国鉄の残像と共に旅できる期間は、あとどれくらい残されているのだろうか。消えてゆく悲しさ、残される寂しさは、自分なりにもう嫌というほど味わった。だからこそ、この瞬間を強く焼き付けたい。きっと遠くない将来、それは永遠の想い出になってしまうのだから。
溢れ出す記憶と感傷の洪水に呑まれつつ味わった、短くも濃い汽車旅。新津駅から走ること30分、今宵の宿のある咲花駅に到着。
到着前の車窓からも、その雄大な姿を見せていた阿賀野川。咲花温泉は阿賀野川に沿って数軒の旅館が並ぶ小さな温泉街。その一角には咲花きなせ堤河床というウッドデッキが設けられ、ここで旅館のランチを食べたりイベントなども開催されるそう。
ゆったりと流れる阿賀野川の流れを楽しもうとデッキに出ましたが、季節はもうすぐ冬。吹きすさぶ風が冷たく、ちょっと早い時間ながらも宿へと向かうことに。
その途中、磐越西線の築堤には今年最後の彩りを残す紅葉が。
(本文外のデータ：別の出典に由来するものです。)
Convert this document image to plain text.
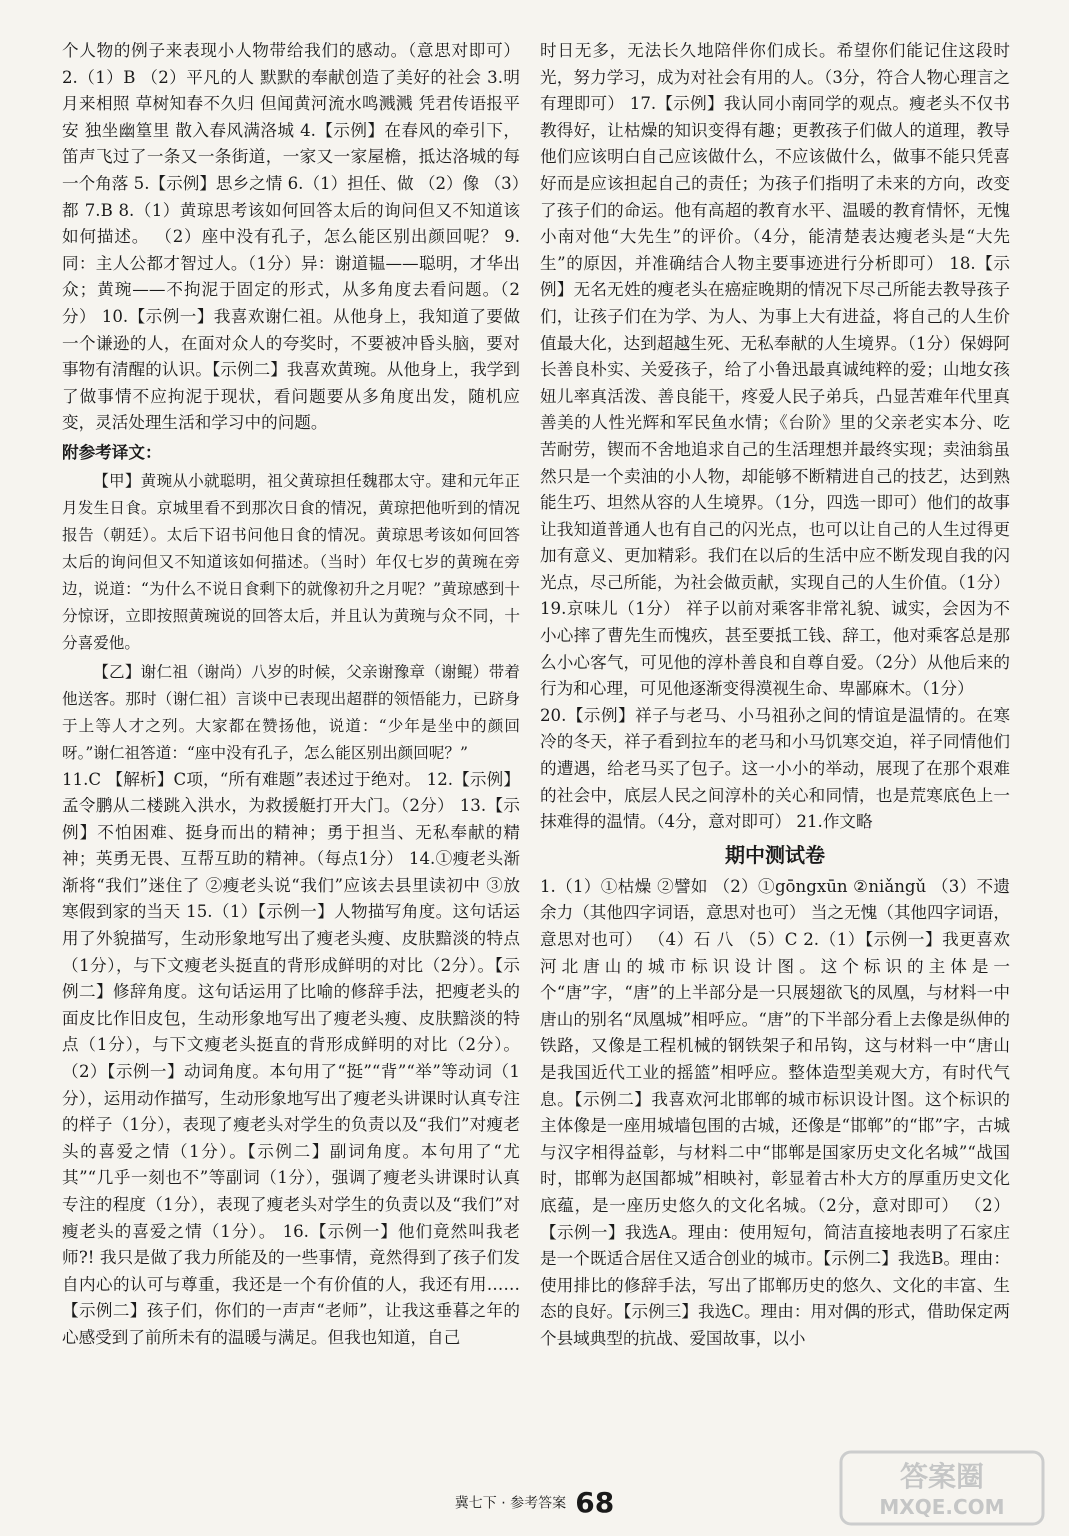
个人物的例子来表现小人物带给我们的感动。（意思对即可） 2.（1）B （2）平凡的人 默默的奉献创造了美好的社会 3.明月来相照 草树知春不久归 但闻黄河流水鸣溅溅 凭君传语报平安 独坐幽篁里 散入春风满洛城 4.【示例】在春风的牵引下，笛声飞过了一条又一条街道，一家又一家屋檐，抵达洛城的每一个角落 5.【示例】思乡之情 6.（1）担任、做 （2）像 （3）都 7.B 8.（1）黄琼思考该如何回答太后的询问但又不知道该如何描述。 （2）座中没有孔子，怎么能区别出颜回呢？ 9.同：主人公都才智过人。（1分）异：谢道韫——聪明，才华出众；黄琬——不拘泥于固定的形式，从多角度去看问题。（2分） 10.【示例一】我喜欢谢仁祖。从他身上，我知道了要做一个谦逊的人，在面对众人的夸奖时，不要被冲昏头脑，要对事物有清醒的认识。【示例二】我喜欢黄琬。从他身上，我学到了做事情不应拘泥于现状，看问题要从多角度出发，随机应变，灵活处理生活和学习中的问题。

附参考译文：

【甲】黄琬从小就聪明，祖父黄琼担任魏郡太守。建和元年正月发生日食。京城里看不到那次日食的情况，黄琼把他听到的情况报告（朝廷）。太后下诏书问他日食的情况。黄琼思考该如何回答太后的询问但又不知道该如何描述。（当时）年仅七岁的黄琬在旁边，说道：“为什么不说日食剩下的就像初升之月呢？”黄琼感到十分惊讶，立即按照黄琬说的回答太后，并且认为黄琬与众不同，十分喜爱他。

【乙】谢仁祖（谢尚）八岁的时候，父亲谢豫章（谢鲲）带着他送客。那时（谢仁祖）言谈中已表现出超群的领悟能力，已跻身于上等人才之列。大家都在赞扬他，说道：“少年是坐中的颜回呀。”谢仁祖答道：“座中没有孔子，怎么能区别出颜回呢？”

11.C 【解析】C项，“所有难题”表述过于绝对。 12.【示例】孟令鹏从二楼跳入洪水，为救援艇打开大门。（2分） 13.【示例】不怕困难、挺身而出的精神；勇于担当、无私奉献的精神；英勇无畏、互帮互助的精神。（每点1分） 14.①瘦老头渐渐将“我们”迷住了 ②瘦老头说“我们”应该去县里读初中 ③放寒假到家的当天 15.（1）【示例一】人物描写角度。这句话运用了外貌描写，生动形象地写出了瘦老头瘦、皮肤黯淡的特点（1分），与下文瘦老头挺直的背形成鲜明的对比（2分）。【示例二】修辞角度。这句话运用了比喻的修辞手法，把瘦老头的面皮比作旧皮包，生动形象地写出了瘦老头瘦、皮肤黯淡的特点（1分），与下文瘦老头挺直的背形成鲜明的对比（2分）。 （2）【示例一】动词角度。本句用了“挺”“背”“举”等动词（1分），运用动作描写，生动形象地写出了瘦老头讲课时认真专注的样子（1分），表现了瘦老头对学生的负责以及“我们”对瘦老头的喜爱之情（1分）。【示例二】副词角度。本句用了“尤其”“几乎一刻也不”等副词（1分），强调了瘦老头讲课时认真专注的程度（1分），表现了瘦老头对学生的负责以及“我们”对瘦老头的喜爱之情（1分）。 16.【示例一】他们竟然叫我老师?! 我只是做了我力所能及的一些事情，竟然得到了孩子们发自内心的认可与尊重，我还是一个有价值的人，我还有用……【示例二】孩子们，你们的一声声“老师”，让我这垂暮之年的心感受到了前所未有的温暖与满足。但我也知道，自己

时日无多，无法长久地陪伴你们成长。希望你们能记住这段时光，努力学习，成为对社会有用的人。（3分，符合人物心理言之有理即可） 17.【示例】我认同小南同学的观点。瘦老头不仅书教得好，让枯燥的知识变得有趣；更教孩子们做人的道理，教导他们应该明白自己应该做什么，不应该做什么，做事不能只凭喜好而是应该担起自己的责任；为孩子们指明了未来的方向，改变了孩子们的命运。他有高超的教育水平、温暖的教育情怀，无愧小南对他“大先生”的评价。（4分，能清楚表达瘦老头是“大先生”的原因，并准确结合人物主要事迹进行分析即可） 18.【示例】无名无姓的瘦老头在癌症晚期的情况下尽己所能去教导孩子们，让孩子们在为学、为人、为事上大有进益，将自己的人生价值最大化，达到超越生死、无私奉献的人生境界。（1分）保姆阿长善良朴实、关爱孩子，给了小鲁迅最真诚纯粹的爱；山地女孩妞儿率真活泼、善良能干，疼爱人民子弟兵，凸显苦难年代里真善美的人性光辉和军民鱼水情；《台阶》里的父亲老实本分、吃苦耐劳，锲而不舍地追求自己的生活理想并最终实现；卖油翁虽然只是一个卖油的小人物，却能够不断精进自己的技艺，达到熟能生巧、坦然从容的人生境界。（1分，四选一即可）他们的故事让我知道普通人也有自己的闪光点，也可以让自己的人生过得更加有意义、更加精彩。我们在以后的生活中应不断发现自我的闪光点，尽己所能，为社会做贡献，实现自己的人生价值。（1分） 19.京味儿（1分） 祥子以前对乘客非常礼貌、诚实，会因为不小心摔了曹先生而愧疚，甚至要抵工钱、辞工，他对乘客总是那么小心客气，可见他的淳朴善良和自尊自爱。（2分）从他后来的行为和心理，可见他逐渐变得漠视生命、卑鄙麻木。（1分）

20.【示例】祥子与老马、小马祖孙之间的情谊是温情的。在寒冷的冬天，祥子看到拉车的老马和小马饥寒交迫，祥子同情他们的遭遇，给老马买了包子。这一小小的举动，展现了在那个艰难的社会中，底层人民之间淳朴的关心和同情，也是荒寒底色上一抹难得的温情。（4分，意对即可） 21.作文略

期中测试卷

1.（1）①枯燥 ②譬如 （2）①gōngxūn ②niǎngǔ （3）不遗余力（其他四字词语，意思对也可） 当之无愧（其他四字词语，意思对也可） （4）石 八 （5）C 2.（1）【示例一】我更喜欢河北唐山的城市标识设计图。这个标识的主体是一个“唐”字，“唐”的上半部分是一只展翅欲飞的凤凰，与材料一中唐山的别名“凤凰城”相呼应。“唐”的下半部分看上去像是纵伸的铁路，又像是工程机械的钢铁架子和吊钩，这与材料一中“唐山是我国近代工业的摇篮”相呼应。整体造型美观大方，有时代气息。【示例二】我喜欢河北邯郸的城市标识设计图。这个标识的主体像是一座用城墙包围的古城，还像是“邯郸”的“邯”字，古城与汉字相得益彰，与材料二中“邯郸是国家历史文化名城”“战国时，邯郸为赵国都城”相映衬，彰显着古朴大方的厚重历史文化底蕴，是一座历史悠久的文化名城。（2分，意对即可） （2）【示例一】我选A。理由：使用短句，简洁直接地表明了石家庄是一个既适合居住又适合创业的城市。【示例二】我选B。理由：使用排比的修辞手法，写出了邯郸历史的悠久、文化的丰富、生态的良好。【示例三】我选C。理由：用对偶的形式，借助保定两个县域典型的抗战、爱国故事，以小

冀七下 · 参考答案 68
答案圈
MXQE.COM
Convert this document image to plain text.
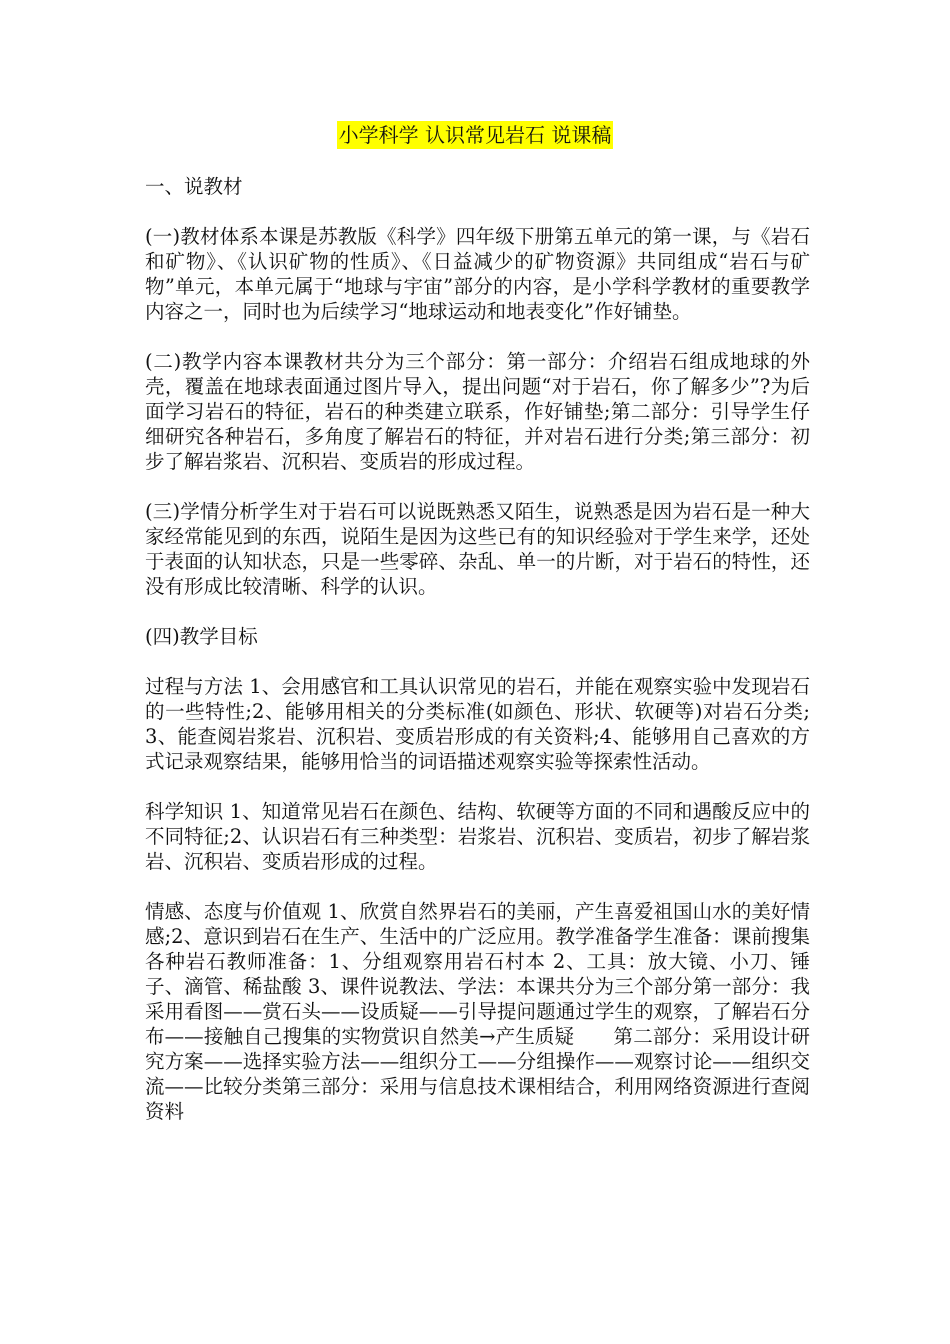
小学科学 认识常见岩石 说课稿

一、说教材

(一)教材体系本课是苏教版《科学》四年级下册第五单元的第一课，与《岩石和矿物》、《认识矿物的性质》、《日益减少的矿物资源》共同组成“岩石与矿物”单元，本单元属于“地球与宇宙”部分的内容，是小学科学教材的重要教学内容之一，同时也为后续学习“地球运动和地表变化”作好铺垫。

(二)教学内容本课教材共分为三个部分：第一部分：介绍岩石组成地球的外壳，覆盖在地球表面通过图片导入，提出问题“对于岩石，你了解多少”?为后面学习岩石的特征，岩石的种类建立联系，作好铺垫;第二部分：引导学生仔细研究各种岩石，多角度了解岩石的特征，并对岩石进行分类;第三部分：初步了解岩浆岩、沉积岩、变质岩的形成过程。

(三)学情分析学生对于岩石可以说既熟悉又陌生，说熟悉是因为岩石是一种大家经常能见到的东西，说陌生是因为这些已有的知识经验对于学生来学，还处于表面的认知状态，只是一些零碎、杂乱、单一的片断，对于岩石的特性，还没有形成比较清晰、科学的认识。

(四)教学目标

过程与方法 1、会用感官和工具认识常见的岩石，并能在观察实验中发现岩石的一些特性;2、能够用相关的分类标准(如颜色、形状、软硬等)对岩石分类;3、能查阅岩浆岩、沉积岩、变质岩形成的有关资料;4、能够用自己喜欢的方式记录观察结果，能够用恰当的词语描述观察实验等探索性活动。

科学知识 1、知道常见岩石在颜色、结构、软硬等方面的不同和遇酸反应中的不同特征;2、认识岩石有三种类型：岩浆岩、沉积岩、变质岩，初步了解岩浆岩、沉积岩、变质岩形成的过程。

情感、态度与价值观 1、欣赏自然界岩石的美丽，产生喜爱祖国山水的美好情感;2、意识到岩石在生产、生活中的广泛应用。教学准备学生准备：课前搜集各种岩石教师准备：1、分组观察用岩石村本 2、工具：放大镜、小刀、锤子、滴管、稀盐酸 3、课件说教法、学法：本课共分为三个部分第一部分：我采用看图——赏石头——设质疑——引导提问题通过学生的观察，了解岩石分布——接触自己搜集的实物赏识自然美→产生质疑　　第二部分：采用设计研究方案——选择实验方法——组织分工——分组操作——观察讨论——组织交流——比较分类第三部分：采用与信息技术课相结合，利用网络资源进行查阅资料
秋が暮れゆくその様に、僕の心にまで木枯らしが吹き始めます。
新津で僕のスイッチが入ってしまったのだろうか。今日の僕はいつも以上に感傷的。でもそれは決して不快なものではなく、去りゆく季節を全身で浴びているという証。身も心も晩秋に染まったところで、いよいよお待ちかねのお湯で温まることとします。